CNJ lançará obra com artigos da AMB durante o “III Democratizando o acesso à Justiça”

Textos da presidente Renata Gil e da diretora da DPI integram livro que será apresentado no seminário
Durante o “III Democratizando o acesso à Justiça”, evento que ocorrerá na próxima quarta-feira (2), será lançado um livro com vários artigos, entre eles o texto “Direitos Humanos e Democratização do Acesso à Justiça”, assinado pela presidente da AMB, Renata Gil, e o artigo “Democratizando o acesso à justiça das pessoas com deficiência: justiça social e o poder judiciário no século XXI”, da diretora de Política Institucional de apoio para Magistrados com Deficiência, Necessidades Especiais, Doenças graves ou Dependentes nessa condição (DPI) da AMB, Élbia de Araújo. A obra contará com artigos dos participantes da última edição do seminário, que é organizado pela Comissão Permanente de Democratização e Aperfeiçoamento dos Serviços Judiciários do Conselho Nacional de Justiça (CNJ), presidida pela conselheira Flávia Pessoa.

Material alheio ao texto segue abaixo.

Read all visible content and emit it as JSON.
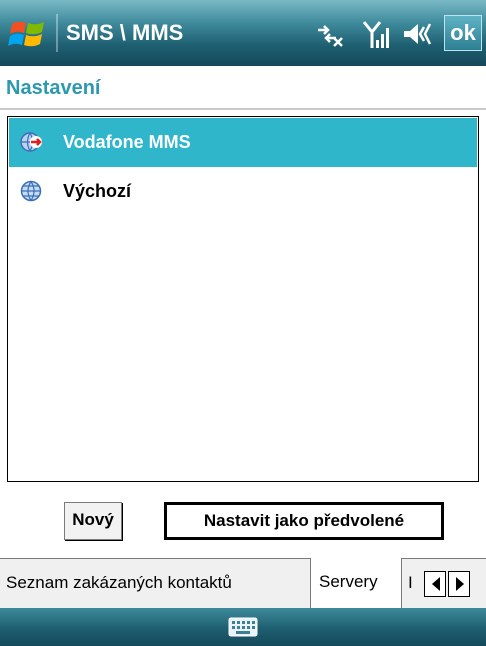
{
  "titlebar": {
    "app_title": "SMS \\ MMS",
    "ok_label": "ok",
    "icons": [
      "windows-start-icon",
      "connectivity-icon",
      "signal-strength-icon",
      "volume-icon"
    ]
  },
  "heading": "Nastavení",
  "accounts": [
    {
      "label": "Vodafone MMS",
      "selected": true,
      "icon": "globe-active-icon"
    },
    {
      "label": "Výchozí",
      "selected": false,
      "icon": "globe-icon"
    }
  ],
  "buttons": {
    "new_label": "Nový",
    "set_default_label": "Nastavit jako předvolené"
  },
  "tabs": [
    {
      "label": "Seznam zakázaných kontaktů",
      "active": false
    },
    {
      "label": "Servery",
      "active": true
    },
    {
      "label": "I",
      "active": false
    }
  ],
  "softbar": {
    "icon": "keyboard-icon"
  },
  "colors": {
    "accent": "#2c99b0",
    "selection": "#2fb6cb",
    "titlebar": "#1d5e70"
  }
}
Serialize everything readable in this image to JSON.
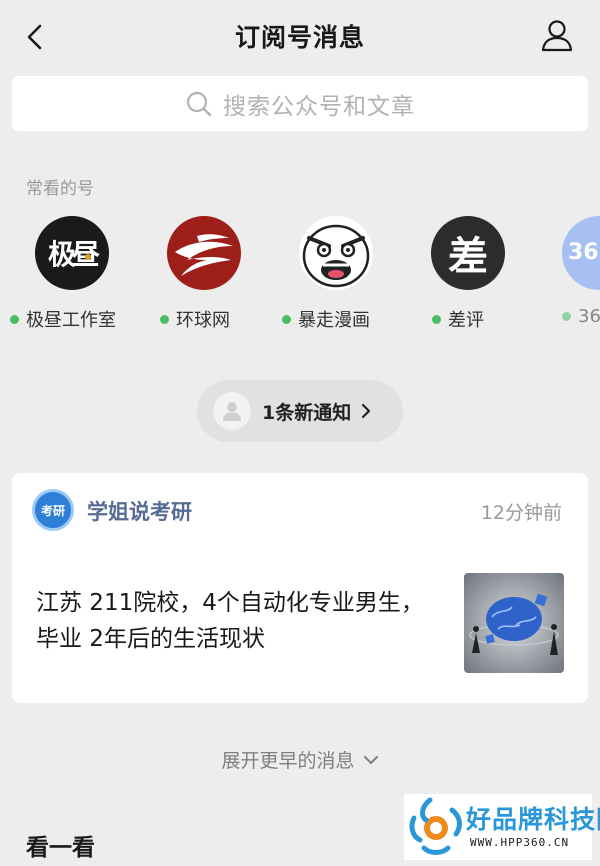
{
  "header": {
    "title": "订阅号消息"
  },
  "search": {
    "placeholder": "搜索公众号和文章"
  },
  "frequent": {
    "label": "常看的号",
    "accounts": [
      {
        "name": "极昼工作室",
        "logo_text": "极昼",
        "bg": "#1a1a1a",
        "online": true
      },
      {
        "name": "环球网",
        "logo_text": "",
        "bg": "#9e1f19",
        "online": true
      },
      {
        "name": "暴走漫画",
        "logo_text": "",
        "bg": "#ffffff",
        "online": true
      },
      {
        "name": "差评",
        "logo_text": "差",
        "bg": "#2c2c2c",
        "online": true
      },
      {
        "name": "36",
        "logo_text": "36",
        "bg": "#a8bff2",
        "online": true
      }
    ]
  },
  "notification": {
    "text": "1条新通知"
  },
  "article": {
    "account_name": "学姐说考研",
    "account_logo_text": "考研",
    "time": "12分钟前",
    "headline": "江苏 211院校，4个自动化专业男生，毕业 2年后的生活现状"
  },
  "expand": {
    "label": "展开更早的消息"
  },
  "look": {
    "title": "看一看"
  },
  "watermark": {
    "text": "好品牌科技网",
    "url": "WWW.HPP360.CN"
  },
  "colors": {
    "accent_green": "#4cbc64",
    "link_blue": "#576b95",
    "background": "#ededed"
  }
}
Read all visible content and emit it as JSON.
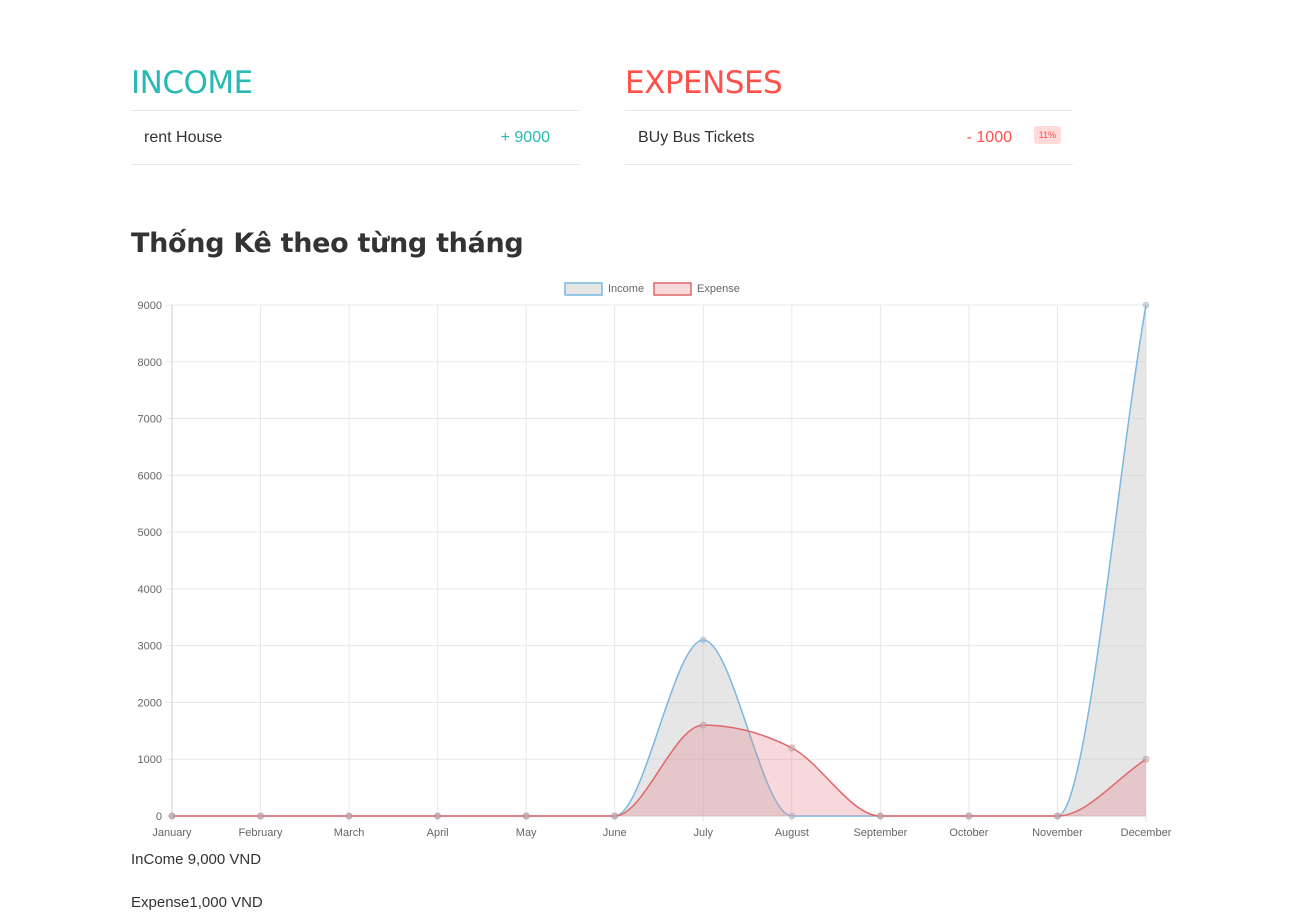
{
  "income": {
    "title": "INCOME",
    "items": [
      {
        "description": "rent House",
        "value": "+ 9000"
      }
    ]
  },
  "expenses": {
    "title": "EXPENSES",
    "items": [
      {
        "description": "BUy Bus Tickets",
        "value": "- 1000",
        "percentage": "11%"
      }
    ]
  },
  "stats_title": "Thống Kê theo từng tháng",
  "summary": {
    "income_label": "InCome 9,000 VND",
    "expense_label": "Expense1,000 VND"
  },
  "colors": {
    "income_accent": "#28b9b5",
    "expense_accent": "#ff5049",
    "income_line": "#7ab8e0",
    "expense_line": "#e0676b"
  },
  "chart_data": {
    "type": "area",
    "categories": [
      "January",
      "February",
      "March",
      "April",
      "May",
      "June",
      "July",
      "August",
      "September",
      "October",
      "November",
      "December"
    ],
    "series": [
      {
        "name": "Income",
        "values": [
          0,
          0,
          0,
          0,
          0,
          0,
          3100,
          0,
          0,
          0,
          0,
          9000
        ]
      },
      {
        "name": "Expense",
        "values": [
          0,
          0,
          0,
          0,
          0,
          0,
          1600,
          1200,
          0,
          0,
          0,
          1000
        ]
      }
    ],
    "ylim": [
      0,
      9000
    ],
    "yticks": [
      0,
      1000,
      2000,
      3000,
      4000,
      5000,
      6000,
      7000,
      8000,
      9000
    ],
    "grid": true,
    "legend_position": "top"
  }
}
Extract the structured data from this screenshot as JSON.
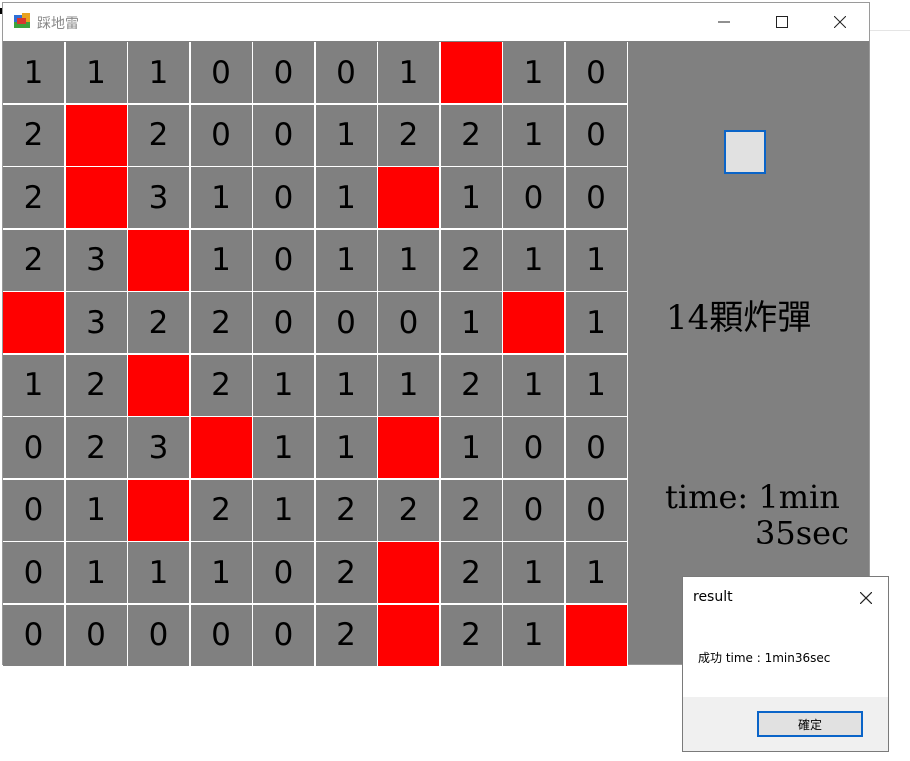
{
  "window": {
    "title": "踩地雷",
    "controls": {
      "minimize": "minimize-icon",
      "maximize": "maximize-icon",
      "close": "close-icon"
    }
  },
  "board": {
    "mine_color": "#ff0000",
    "cell_color": "#808080",
    "rows": [
      [
        "1",
        "1",
        "1",
        "0",
        "0",
        "0",
        "1",
        "*",
        "1",
        "0"
      ],
      [
        "2",
        "*",
        "2",
        "0",
        "0",
        "1",
        "2",
        "2",
        "1",
        "0"
      ],
      [
        "2",
        "*",
        "3",
        "1",
        "0",
        "1",
        "*",
        "1",
        "0",
        "0"
      ],
      [
        "2",
        "3",
        "*",
        "1",
        "0",
        "1",
        "1",
        "2",
        "1",
        "1"
      ],
      [
        "*",
        "3",
        "2",
        "2",
        "0",
        "0",
        "0",
        "1",
        "*",
        "1"
      ],
      [
        "1",
        "2",
        "*",
        "2",
        "1",
        "1",
        "1",
        "2",
        "1",
        "1"
      ],
      [
        "0",
        "2",
        "3",
        "*",
        "1",
        "1",
        "*",
        "1",
        "0",
        "0"
      ],
      [
        "0",
        "1",
        "*",
        "2",
        "1",
        "2",
        "2",
        "2",
        "0",
        "0"
      ],
      [
        "0",
        "1",
        "1",
        "1",
        "0",
        "2",
        "*",
        "2",
        "1",
        "1"
      ],
      [
        "0",
        "0",
        "0",
        "0",
        "0",
        "2",
        "*",
        "2",
        "1",
        "*"
      ]
    ]
  },
  "panel": {
    "bomb_count": "14顆炸彈",
    "time_label": "time: 1min",
    "time_sec": "35sec"
  },
  "dialog": {
    "title": "result",
    "message": "成功  time : 1min36sec",
    "ok_label": "確定"
  },
  "colors": {
    "accent": "#0a64c8",
    "panel_bg": "#808080"
  }
}
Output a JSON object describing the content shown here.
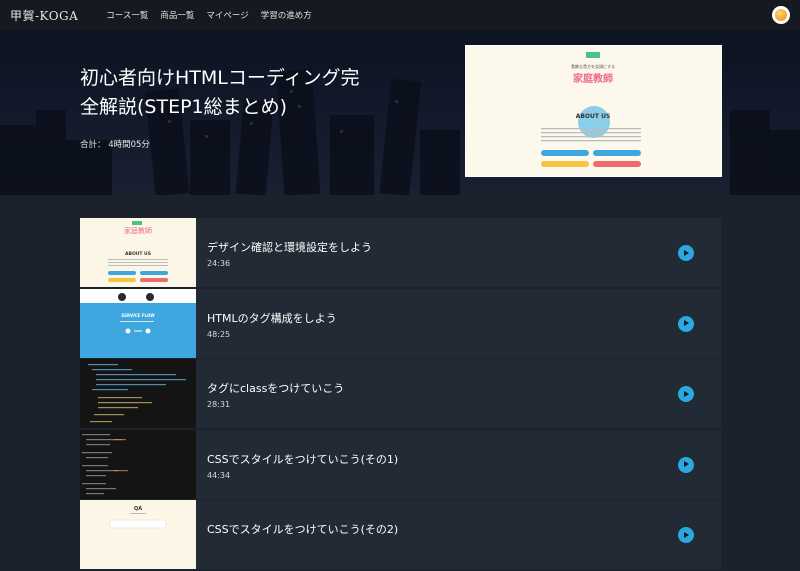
{
  "nav": {
    "brand": "甲賀-KOGA",
    "links": [
      "コース一覧",
      "商品一覧",
      "マイページ",
      "学習の進め方"
    ]
  },
  "hero": {
    "title_line1": "初心者向けHTMLコーディング完",
    "title_line2": "全解説(STEP1総まとめ)",
    "total": "合計： 4時間05分",
    "thumb": {
      "caption": "素敵な貴方を笑顔にする",
      "logo": "家庭教師",
      "section": "ABOUT US"
    }
  },
  "lessons": [
    {
      "title": "デザイン確認と環境設定をしよう",
      "duration": "24:36",
      "thumb": "cream"
    },
    {
      "title": "HTMLのタグ構成をしよう",
      "duration": "48:25",
      "thumb": "blue"
    },
    {
      "title": "タグにclassをつけていこう",
      "duration": "28:31",
      "thumb": "code"
    },
    {
      "title": "CSSでスタイルをつけていこう(その1)",
      "duration": "44:34",
      "thumb": "code"
    },
    {
      "title": "CSSでスタイルをつけていこう(その2)",
      "duration": "",
      "thumb": "cream"
    }
  ],
  "lesson_thumb_text": {
    "about": "ABOUT US",
    "service": "SERVICE FLOW",
    "qa": "QA"
  },
  "colors": {
    "accent": "#2ba8e0",
    "logo_pink": "#ee6b8f",
    "logo_green": "#4cc08d",
    "logo_yellow": "#f5c542",
    "logo_blue": "#3ea7e0"
  }
}
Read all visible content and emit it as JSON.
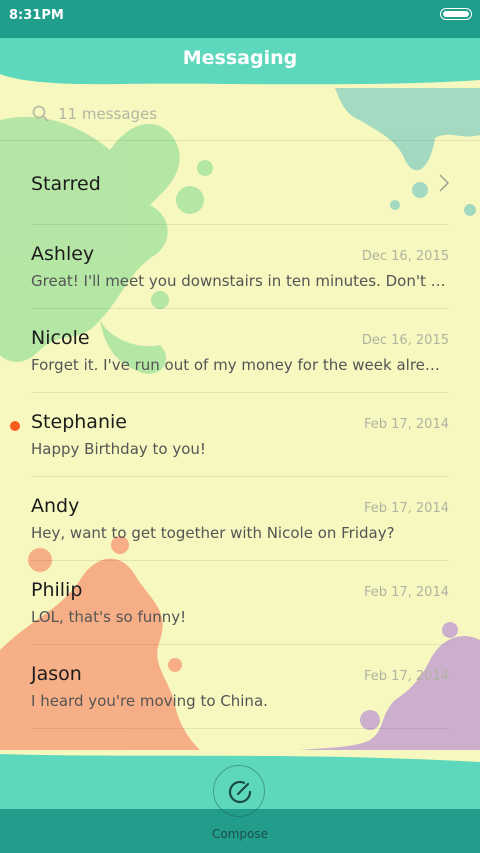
{
  "status_bar": {
    "time": "8:31PM",
    "battery_icon": "battery-icon"
  },
  "header": {
    "title": "Messaging"
  },
  "search": {
    "placeholder": "11 messages",
    "icon": "search-icon"
  },
  "starred": {
    "label": "Starred",
    "icon": "chevron-right-icon"
  },
  "conversations": [
    {
      "name": "Ashley",
      "date": "Dec 16, 2015",
      "snippet": "Great! I'll meet you downstairs in ten minutes. Don't forget",
      "unread": false
    },
    {
      "name": "Nicole",
      "date": "Dec 16, 2015",
      "snippet": "Forget it. I've run out of my money for the week already.",
      "unread": false
    },
    {
      "name": "Stephanie",
      "date": "Feb 17, 2014",
      "snippet": "Happy Birthday to you!",
      "unread": true
    },
    {
      "name": "Andy",
      "date": "Feb 17, 2014",
      "snippet": "Hey, want to get together with Nicole on Friday?",
      "unread": false
    },
    {
      "name": "Philip",
      "date": "Feb 17, 2014",
      "snippet": "LOL, that's so funny!",
      "unread": false
    },
    {
      "name": "Jason",
      "date": "Feb 17, 2014",
      "snippet": "I heard you're moving to China.",
      "unread": false
    }
  ],
  "compose": {
    "label": "Compose",
    "icon": "compose-icon"
  },
  "colors": {
    "status_bar": "#1f9e8c",
    "accent": "#5dd8bc",
    "background": "#f6f8bf",
    "unread_dot": "#fa5a1e",
    "bottom_bar": "#229d8b"
  }
}
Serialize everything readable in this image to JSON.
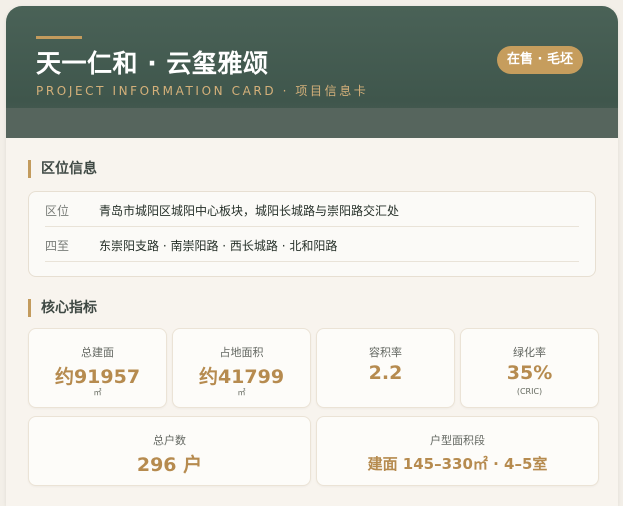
{
  "header": {
    "title": "天一仁和 · 云玺雅颂",
    "subtitle": "PROJECT INFORMATION CARD · 项目信息卡",
    "badge": "在售 · 毛坯"
  },
  "location": {
    "section_title": "区位信息",
    "rows": [
      {
        "label": "区位",
        "value": "青岛市城阳区城阳中心板块，城阳长城路与崇阳路交汇处"
      },
      {
        "label": "四至",
        "value": "东崇阳支路 · 南崇阳路 · 西长城路 · 北和阳路"
      }
    ]
  },
  "metrics": {
    "section_title": "核心指标",
    "cards": [
      {
        "label": "总建面",
        "value": "约91957",
        "unit": "㎡"
      },
      {
        "label": "占地面积",
        "value": "约41799",
        "unit": "㎡"
      },
      {
        "label": "容积率",
        "value": "2.2",
        "unit": ""
      },
      {
        "label": "绿化率",
        "value": "35%",
        "unit": "(CRIC)"
      },
      {
        "label": "总户数",
        "value": "296 户",
        "unit": ""
      },
      {
        "label": "户型面积段",
        "value": "建面 145–330㎡ · 4–5室",
        "unit": ""
      }
    ]
  }
}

No artigo “Direitos Humanos e Democratização do Acesso à Justiça”, Renata Gil apresenta a relevância do papel desempenhado pelas instituições, em especial a AMB e o CNJ, no fomento à democracia mediante a proteção dos direitos humanos. O texto também aborda que no contexto brasileiro, o acesso à Justiça encontra-se obstaculizado por questões socioeconômicas estruturais — motivo pelo qual é necessária a implantação de ações orientadas à sua democratização.
Já no artigo “Democratizando o acesso à justiça das pessoas com deficiência: justiça social e o poder judiciário no século XXI”, Élbia de Araújo explica sobre a promoção das quebras das barreiras existentes, das quais decorrem o preconceito e a discriminação. O texto aborda ainda a necessidade de maior acessibilidade digital pela falta de sistemas operacionais acessíveis, bem como a urgência da capacitação dos operadores do sistema de justiça como um todo para acolher e incluir pessoas com deficiência.
Evento
O “III Democratizando o acesso à Justiça” será realizado no dia 2 de fevereiro e pretende dar continuidade aos debates sobre ações que visem à democratização do acesso à justiça e projetos destinados ao combate da discriminação, do preconceito e de outras expressões da desigualdade de raça, gênero, condição física, orientação sexual, religiosa e de outros valores ou direitos protegidos ou que comprometam os ideais defendidos pela Constituição Federal de 1988. No encontro, haverá debates sobre direito dos indígenas, cotas raciais, acesso à justiça e população de rua, além de liberdade religiosa, combate a intolerância, diversidade e equidade. O seminário ocorrerá virtualmente por meio da plataforma Cisco Webex e será transmitido ao vivo pelo canal do CNJ no YouTube.